Artus Films sort les armes et lance une nouvelle collection dans sa gamme déjà bien chargée, avec un détour vers le polar italien typé 70's. Une période noire, crue et violente dans laquelle les héros d'antan se noyaient sous la corruption et la violence. Beaucoup de films primaires, forcément, mais aussi quelques perles comme le musclé et tendu Big Racket.
On refait un petit cour d'histoire simple et nécessaire : au cœur des années 70 l'Italie est plongée dans une vague de violence sans précédent, subissant les assauts du petit banditisme, le terrorisme sanglant de l'extrême droite et des anarchistes, tandis que la classe politique, très occupée à percevoir les dessous de table, fait la sourde oreille. Inspiré très logiquement par les très américains Dirty Harry et Un Justicier dans la nuit, le cinéma italien devient inévitablement un reflet de sa réalité sordide, tout autant qu'une réappropriation d'un genre, nommé dans la foulée poliziottesco. Un pot pourri, comme toutes les grandes vagues du ciné bis italien, généralement construit sur les mêmes trames, mais où tout de même quelques cinéastes consciencieux, malins et/ou doués réussissent à tirer leur épingle du jeu. C'est, sans grande surprise, le cas avec l'artisan Enzo G. Castellari, petit génie du film d'exploitation qui papillonne du western (Django porte sa croix, Keoma), du film de guerre (Inglorious Bastards) au post-apo (Les Guerriers du Bronx) sans faillir. Sa mise en scène sèche et ses visions crépusculaires se marient à merveille avec le polar local comme l'attestent Le Témoin à abattre ou Action Immédiate, mais surtout Big Racket, sans doute l'un de ses meilleurs films. Lui qui vise en général une efficacité franche et directe, semble ici furieusement inspiré, déployant une réalisation solidement cadrée, mais se permettant quelques envolées stylistiques plus rares comme des ralentis maniérés et chorégraphiés, un montage malin et puissant, une scène d'évasion brillante en vue subjectif et un final titanesque qui fleurte avec Sam Peckinpah. En pleine possession de ses moyens, Castellari mélange élégance et brutalité pour donner corps à un scénario implacable, à la construction mathématique, déchargeant ses bastos une à une, pour une incroyable montée en puissance.
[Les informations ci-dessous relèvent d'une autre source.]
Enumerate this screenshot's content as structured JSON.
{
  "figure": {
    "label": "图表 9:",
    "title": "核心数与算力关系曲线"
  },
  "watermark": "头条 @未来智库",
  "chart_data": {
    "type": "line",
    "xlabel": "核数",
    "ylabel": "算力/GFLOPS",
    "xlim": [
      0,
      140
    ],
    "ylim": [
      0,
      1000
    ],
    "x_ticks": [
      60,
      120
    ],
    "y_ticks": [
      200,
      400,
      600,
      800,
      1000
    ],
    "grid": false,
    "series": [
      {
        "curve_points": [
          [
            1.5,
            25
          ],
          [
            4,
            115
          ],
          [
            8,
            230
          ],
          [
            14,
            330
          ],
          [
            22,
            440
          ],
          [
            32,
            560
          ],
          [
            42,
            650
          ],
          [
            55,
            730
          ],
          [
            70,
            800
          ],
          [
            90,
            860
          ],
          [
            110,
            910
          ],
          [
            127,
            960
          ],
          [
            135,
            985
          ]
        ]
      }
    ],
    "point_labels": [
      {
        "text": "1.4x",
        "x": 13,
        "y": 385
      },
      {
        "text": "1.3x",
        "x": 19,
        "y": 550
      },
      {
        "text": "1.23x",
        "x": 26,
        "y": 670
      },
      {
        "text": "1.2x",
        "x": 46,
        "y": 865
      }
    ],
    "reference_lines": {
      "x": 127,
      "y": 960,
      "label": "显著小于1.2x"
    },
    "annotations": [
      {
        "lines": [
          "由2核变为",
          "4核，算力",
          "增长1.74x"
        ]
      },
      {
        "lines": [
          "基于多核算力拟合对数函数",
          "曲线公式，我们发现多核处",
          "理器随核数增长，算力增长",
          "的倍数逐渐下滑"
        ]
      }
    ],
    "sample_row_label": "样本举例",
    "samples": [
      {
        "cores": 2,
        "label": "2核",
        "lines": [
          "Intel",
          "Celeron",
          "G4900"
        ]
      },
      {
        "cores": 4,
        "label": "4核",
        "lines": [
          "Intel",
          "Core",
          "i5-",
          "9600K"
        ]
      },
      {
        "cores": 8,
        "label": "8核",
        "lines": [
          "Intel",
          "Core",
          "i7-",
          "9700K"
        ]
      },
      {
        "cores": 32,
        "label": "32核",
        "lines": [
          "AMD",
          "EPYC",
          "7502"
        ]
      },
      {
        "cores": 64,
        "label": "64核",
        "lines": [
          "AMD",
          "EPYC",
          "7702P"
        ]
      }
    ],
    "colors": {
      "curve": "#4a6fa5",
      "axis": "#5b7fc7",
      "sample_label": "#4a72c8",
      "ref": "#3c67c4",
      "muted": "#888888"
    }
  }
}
Les détours sont surprenants et avisés, et Big Racket scrute méchamment la lente et terrible chute dans une violence déraisonnée d'un quartier de Rome harcelé par un gang de racketteurs, muré dans la loi du silence et abandonné par une justice sourde et aveugle. Bien entendu au milieu de tout cela se dresse l'immuable et carré Fabio Testi (Revolver, Mais qu'avez vous fait à Solange ?, La Guerre des gangs), flic aux méthodes de moins en moins légales, qui désespère devant son impuissance. Le Charles Bronson rital est parfait ici, forcément un poil réac sur les bords, plus même que le film lui-même qui justement réussit a se détacher des débordements idéologiques habituels du genre, à la fois en montrant un gang totalement dénué de revendication, mais aussi par le biais de deux séquences révélatrices : l'une où cette bande de jeunes sadiques se fait passer pour des pseudo-révolutionnaire afin d'échapper à une enquête, l'autre, brillante, dans laquelle les mêmes poussent une foule abrutie à lyncher un jeune braqueur. La barbarie n'a que de fausses opinions et de multiples visages, bien entendu nourris par de hautes instances manipulatrices, dormant dans le même lit que la mafia. Un métrage brut de décoffrage et terriblement généreux sur la violence (en particulier dans la version uncut retrouvée par Artus Films), accumulant meurtres, tortures et viols, et qui d'un polar froid va se transformer en authentique vigilant-movie dans un dernier tiers en mode western réunissant père de famille, anciennes victimes et truands trahis dans une ultime, et terminale, chevauchée sauvage. Un film rigoureux, impitoyable, qui outre la gueule charismatique de Testi, invoque un casting idéal, avec le truculent Vincent Gardenia (Un Justicier dans la ville, La Petite boutique des horreurs), un étonnamment sobre Salvatore Borghese (habitué des farces avec Terence Hill et Bud Spencer), le métallique Orso Maria Guerrino (Keoma, La Mémoire dans la peau) en tireur d'élite et une diabolique Marcella Michelangeli (Calibre 44). Une classe impériale pour un thriller couillu.